Fine-Tuning Configuration¶
The get_fine_tuning_builder()
method creates a builder with the complete training configuration:
def get_fine_tuning_builder(
self, clickstream: List[SessionWithEvents]
) -> FineTuningBuilder:
"""Prepare training data and configuration."""
ranking_dataset = prepare_data(
clickstream,
self.sessions_converter,
self.splitter,
self.retriever,
self.data_loader,
self.items_set_manager,
)
return FineTuningBuilder(
data_loader=self.data_loader,
query_retriever=self.retriever,
clickstream_sessions_converter=self.sessions_converter,
clickstream_sessions_splitter=self.splitter,
dataset_fields_normalizer=self.normalizer,
items_set_manager=self.items_set_manager,
accumulators=self.accumulators,
experiments_manager=self.manager,
fine_tuning_settings=self.settings,
initial_params=self.initial_params,
ranking_data=ranking_dataset,
initial_max_evals=2,
)
Purpose: Orchestrates the entire training process.

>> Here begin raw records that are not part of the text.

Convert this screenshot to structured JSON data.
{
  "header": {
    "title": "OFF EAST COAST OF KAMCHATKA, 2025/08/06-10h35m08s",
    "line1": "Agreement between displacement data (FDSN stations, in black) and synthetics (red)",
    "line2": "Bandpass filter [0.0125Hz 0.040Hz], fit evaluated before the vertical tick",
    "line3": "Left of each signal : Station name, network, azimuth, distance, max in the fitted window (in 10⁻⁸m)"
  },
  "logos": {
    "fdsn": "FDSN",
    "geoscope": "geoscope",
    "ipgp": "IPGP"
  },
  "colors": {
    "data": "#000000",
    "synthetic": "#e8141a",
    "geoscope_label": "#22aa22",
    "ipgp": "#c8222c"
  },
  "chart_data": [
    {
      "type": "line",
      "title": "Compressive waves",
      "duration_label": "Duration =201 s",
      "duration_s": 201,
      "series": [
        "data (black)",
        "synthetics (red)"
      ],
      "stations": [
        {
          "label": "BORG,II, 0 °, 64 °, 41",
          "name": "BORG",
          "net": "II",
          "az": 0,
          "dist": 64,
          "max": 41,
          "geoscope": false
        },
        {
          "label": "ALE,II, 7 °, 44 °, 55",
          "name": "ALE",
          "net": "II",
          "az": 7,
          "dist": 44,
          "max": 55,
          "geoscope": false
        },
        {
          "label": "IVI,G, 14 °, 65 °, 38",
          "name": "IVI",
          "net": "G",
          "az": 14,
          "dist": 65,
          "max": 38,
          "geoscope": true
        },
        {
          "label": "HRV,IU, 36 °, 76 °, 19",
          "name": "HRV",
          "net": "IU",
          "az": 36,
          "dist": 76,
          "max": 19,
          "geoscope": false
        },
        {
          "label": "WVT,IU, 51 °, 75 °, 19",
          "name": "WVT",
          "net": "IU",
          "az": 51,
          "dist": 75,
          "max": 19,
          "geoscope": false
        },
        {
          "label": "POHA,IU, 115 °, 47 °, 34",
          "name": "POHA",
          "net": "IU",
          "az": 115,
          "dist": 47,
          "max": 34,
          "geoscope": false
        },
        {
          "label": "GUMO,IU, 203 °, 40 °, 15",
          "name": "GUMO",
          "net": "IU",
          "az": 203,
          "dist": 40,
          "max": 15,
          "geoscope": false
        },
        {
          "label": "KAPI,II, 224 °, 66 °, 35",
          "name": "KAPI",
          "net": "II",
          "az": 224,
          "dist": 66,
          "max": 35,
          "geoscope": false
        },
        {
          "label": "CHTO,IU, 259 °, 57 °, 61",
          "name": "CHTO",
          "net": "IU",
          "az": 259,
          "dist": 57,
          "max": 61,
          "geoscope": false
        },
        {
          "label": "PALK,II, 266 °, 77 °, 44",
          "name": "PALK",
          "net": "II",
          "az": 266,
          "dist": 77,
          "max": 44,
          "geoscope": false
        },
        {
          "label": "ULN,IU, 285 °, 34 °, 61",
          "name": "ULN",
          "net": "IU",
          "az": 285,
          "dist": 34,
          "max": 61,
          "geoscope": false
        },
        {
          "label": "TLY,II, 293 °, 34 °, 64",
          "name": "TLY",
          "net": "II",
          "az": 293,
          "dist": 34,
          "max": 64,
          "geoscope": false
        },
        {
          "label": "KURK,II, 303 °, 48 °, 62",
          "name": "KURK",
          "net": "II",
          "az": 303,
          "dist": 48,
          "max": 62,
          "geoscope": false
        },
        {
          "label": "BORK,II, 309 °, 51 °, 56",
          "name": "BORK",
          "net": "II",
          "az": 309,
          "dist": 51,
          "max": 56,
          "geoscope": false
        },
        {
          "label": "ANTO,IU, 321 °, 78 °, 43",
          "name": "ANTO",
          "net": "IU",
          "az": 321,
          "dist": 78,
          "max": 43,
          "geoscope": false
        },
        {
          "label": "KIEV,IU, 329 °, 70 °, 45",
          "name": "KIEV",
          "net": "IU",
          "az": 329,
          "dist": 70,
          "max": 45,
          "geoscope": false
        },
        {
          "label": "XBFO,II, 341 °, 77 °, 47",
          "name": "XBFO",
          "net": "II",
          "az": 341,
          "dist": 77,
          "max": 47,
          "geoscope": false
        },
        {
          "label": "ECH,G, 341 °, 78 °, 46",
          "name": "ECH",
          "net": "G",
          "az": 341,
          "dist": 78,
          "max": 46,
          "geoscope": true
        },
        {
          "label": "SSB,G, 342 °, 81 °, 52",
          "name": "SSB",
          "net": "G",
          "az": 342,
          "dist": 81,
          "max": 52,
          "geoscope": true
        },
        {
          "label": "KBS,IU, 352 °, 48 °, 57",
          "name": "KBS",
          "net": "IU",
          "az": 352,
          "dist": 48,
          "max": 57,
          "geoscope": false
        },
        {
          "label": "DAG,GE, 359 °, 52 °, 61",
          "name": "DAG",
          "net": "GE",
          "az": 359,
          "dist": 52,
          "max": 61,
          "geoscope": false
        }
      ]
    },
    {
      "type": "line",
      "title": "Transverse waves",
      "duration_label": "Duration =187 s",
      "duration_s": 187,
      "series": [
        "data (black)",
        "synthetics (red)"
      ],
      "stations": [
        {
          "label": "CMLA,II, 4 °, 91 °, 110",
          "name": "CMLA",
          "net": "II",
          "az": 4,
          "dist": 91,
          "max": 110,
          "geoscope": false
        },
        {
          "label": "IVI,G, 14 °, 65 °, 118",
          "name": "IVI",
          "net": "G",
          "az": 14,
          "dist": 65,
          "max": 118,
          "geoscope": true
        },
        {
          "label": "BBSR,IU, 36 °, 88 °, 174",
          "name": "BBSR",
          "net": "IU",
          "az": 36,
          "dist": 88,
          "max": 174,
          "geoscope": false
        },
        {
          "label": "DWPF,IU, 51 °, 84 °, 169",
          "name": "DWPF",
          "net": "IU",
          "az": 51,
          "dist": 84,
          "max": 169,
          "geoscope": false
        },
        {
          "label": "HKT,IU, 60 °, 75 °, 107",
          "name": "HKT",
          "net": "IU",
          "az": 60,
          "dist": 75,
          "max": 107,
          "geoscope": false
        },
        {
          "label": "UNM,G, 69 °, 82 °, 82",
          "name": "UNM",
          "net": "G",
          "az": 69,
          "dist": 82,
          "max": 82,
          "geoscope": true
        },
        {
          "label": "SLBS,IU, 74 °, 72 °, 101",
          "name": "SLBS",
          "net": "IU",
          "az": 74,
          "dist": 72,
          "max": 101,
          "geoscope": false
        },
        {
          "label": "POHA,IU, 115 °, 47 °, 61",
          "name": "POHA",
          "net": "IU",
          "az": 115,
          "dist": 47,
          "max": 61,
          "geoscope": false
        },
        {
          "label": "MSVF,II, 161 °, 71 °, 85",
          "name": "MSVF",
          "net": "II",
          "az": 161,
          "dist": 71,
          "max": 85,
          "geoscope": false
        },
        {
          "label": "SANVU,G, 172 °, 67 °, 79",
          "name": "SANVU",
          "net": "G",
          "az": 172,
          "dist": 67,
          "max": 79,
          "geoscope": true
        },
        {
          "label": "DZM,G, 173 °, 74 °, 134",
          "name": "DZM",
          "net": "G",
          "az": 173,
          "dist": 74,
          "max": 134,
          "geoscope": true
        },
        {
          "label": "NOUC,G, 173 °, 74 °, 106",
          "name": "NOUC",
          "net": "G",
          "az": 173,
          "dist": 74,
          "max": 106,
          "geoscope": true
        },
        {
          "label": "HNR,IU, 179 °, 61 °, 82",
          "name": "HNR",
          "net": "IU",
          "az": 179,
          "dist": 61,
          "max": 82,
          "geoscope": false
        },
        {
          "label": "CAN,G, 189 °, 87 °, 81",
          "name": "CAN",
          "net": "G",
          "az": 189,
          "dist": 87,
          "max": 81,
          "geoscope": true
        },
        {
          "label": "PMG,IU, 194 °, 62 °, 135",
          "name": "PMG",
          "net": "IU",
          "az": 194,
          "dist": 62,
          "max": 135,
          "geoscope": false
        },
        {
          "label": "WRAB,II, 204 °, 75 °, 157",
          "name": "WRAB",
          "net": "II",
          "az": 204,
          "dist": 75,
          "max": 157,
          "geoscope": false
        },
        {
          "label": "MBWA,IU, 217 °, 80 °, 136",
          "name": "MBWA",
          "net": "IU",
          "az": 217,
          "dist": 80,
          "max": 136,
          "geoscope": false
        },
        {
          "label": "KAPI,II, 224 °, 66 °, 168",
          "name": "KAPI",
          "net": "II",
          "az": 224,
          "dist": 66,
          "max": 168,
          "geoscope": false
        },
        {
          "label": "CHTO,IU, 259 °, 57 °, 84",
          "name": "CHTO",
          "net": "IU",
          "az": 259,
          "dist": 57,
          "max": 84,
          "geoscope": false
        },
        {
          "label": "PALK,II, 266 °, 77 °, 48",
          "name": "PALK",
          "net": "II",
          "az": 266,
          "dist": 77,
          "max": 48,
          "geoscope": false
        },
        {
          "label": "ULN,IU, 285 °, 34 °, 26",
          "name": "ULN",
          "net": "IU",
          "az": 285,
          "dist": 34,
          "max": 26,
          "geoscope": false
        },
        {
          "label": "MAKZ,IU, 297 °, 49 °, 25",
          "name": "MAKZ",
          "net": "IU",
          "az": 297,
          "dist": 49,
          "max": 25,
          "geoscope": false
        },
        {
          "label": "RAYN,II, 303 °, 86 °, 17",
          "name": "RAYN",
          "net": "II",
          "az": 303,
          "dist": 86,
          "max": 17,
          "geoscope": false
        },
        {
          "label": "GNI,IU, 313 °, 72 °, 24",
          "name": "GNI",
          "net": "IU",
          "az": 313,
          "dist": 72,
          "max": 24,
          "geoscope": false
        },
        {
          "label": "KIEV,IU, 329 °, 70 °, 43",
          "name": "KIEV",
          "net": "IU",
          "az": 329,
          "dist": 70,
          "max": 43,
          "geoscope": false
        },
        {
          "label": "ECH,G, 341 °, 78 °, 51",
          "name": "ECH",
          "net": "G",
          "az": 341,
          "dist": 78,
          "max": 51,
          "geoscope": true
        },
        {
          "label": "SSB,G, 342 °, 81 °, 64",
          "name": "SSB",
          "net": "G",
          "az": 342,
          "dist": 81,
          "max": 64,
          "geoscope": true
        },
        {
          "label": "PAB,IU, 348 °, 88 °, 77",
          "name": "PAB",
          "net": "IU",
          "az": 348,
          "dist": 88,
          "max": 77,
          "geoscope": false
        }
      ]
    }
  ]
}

The fine-tuning configuration integrates several components:
- Data Preparation: Transforms clickstream data into training examples:
# Transform clickstream sessions into a format suitable for training
ranking_dataset = prepare_data(
clickstream, # Raw user session data
self.sessions_converter, # Extracts item information
self.splitter, # Divides into train/test sets
self.retriever, # Extracts search queries
self.data_loader, # Loads actual item content
self.items_set_manager, # Processes loaded items
)
- Training Settings: Configures the learning process:
# Define the training process parameters
self.settings = FineTuningSettings(
# Loss function determines how model learns from examples
loss_func=CosineProbMarginRankingLoss(),
# How often to perform validation steps
step_size=35,
# Percentage of samples to use for testing
test_each_n_sessions=0.5,
# Number of complete passes through the data
num_epochs=3,
)
- Hyperparameter Search: Defines the space for optimization:
# Define the hyperparameter search space
self.initial_params = INITIAL_PARAMS # Base parameters
self.initial_params.update({
# Whether to only use positive examples
"not_irrelevant_only": [True],
# Control the ratio of negative examples
"negative_downsampling": [0.5],
# Ordering strategy for examples
"examples_order": [[11]],
# Learning rate options
"learning_rate": [1e-5, 5e-5],
# Batch size options
"batch_size": [16, 32],
})
- Metric Tracking: Configures performance measurement:
# Define metrics to track during training
self.accumulators = [
# Training loss with various statistics
MetricsAccumulator(
"train_loss",
calc_mean=True, # Average loss
calc_sliding=True, # Moving average
calc_min=True, # Best performance
calc_max=True, # Worst performance
),
# How much positive examples improved
MetricsAccumulator(
"train_not_irrelevant_dist_shift",
calc_mean=True,
calc_sliding=True,
calc_min=True,
calc_max=True,
),
# How much negative examples worsened
MetricsAccumulator(
"train_irrelevant_dist_shift",
calc_mean=True,
calc_sliding=True,
calc_min=True,
calc_max=True,
),
# Evaluation metrics (simpler, just final values)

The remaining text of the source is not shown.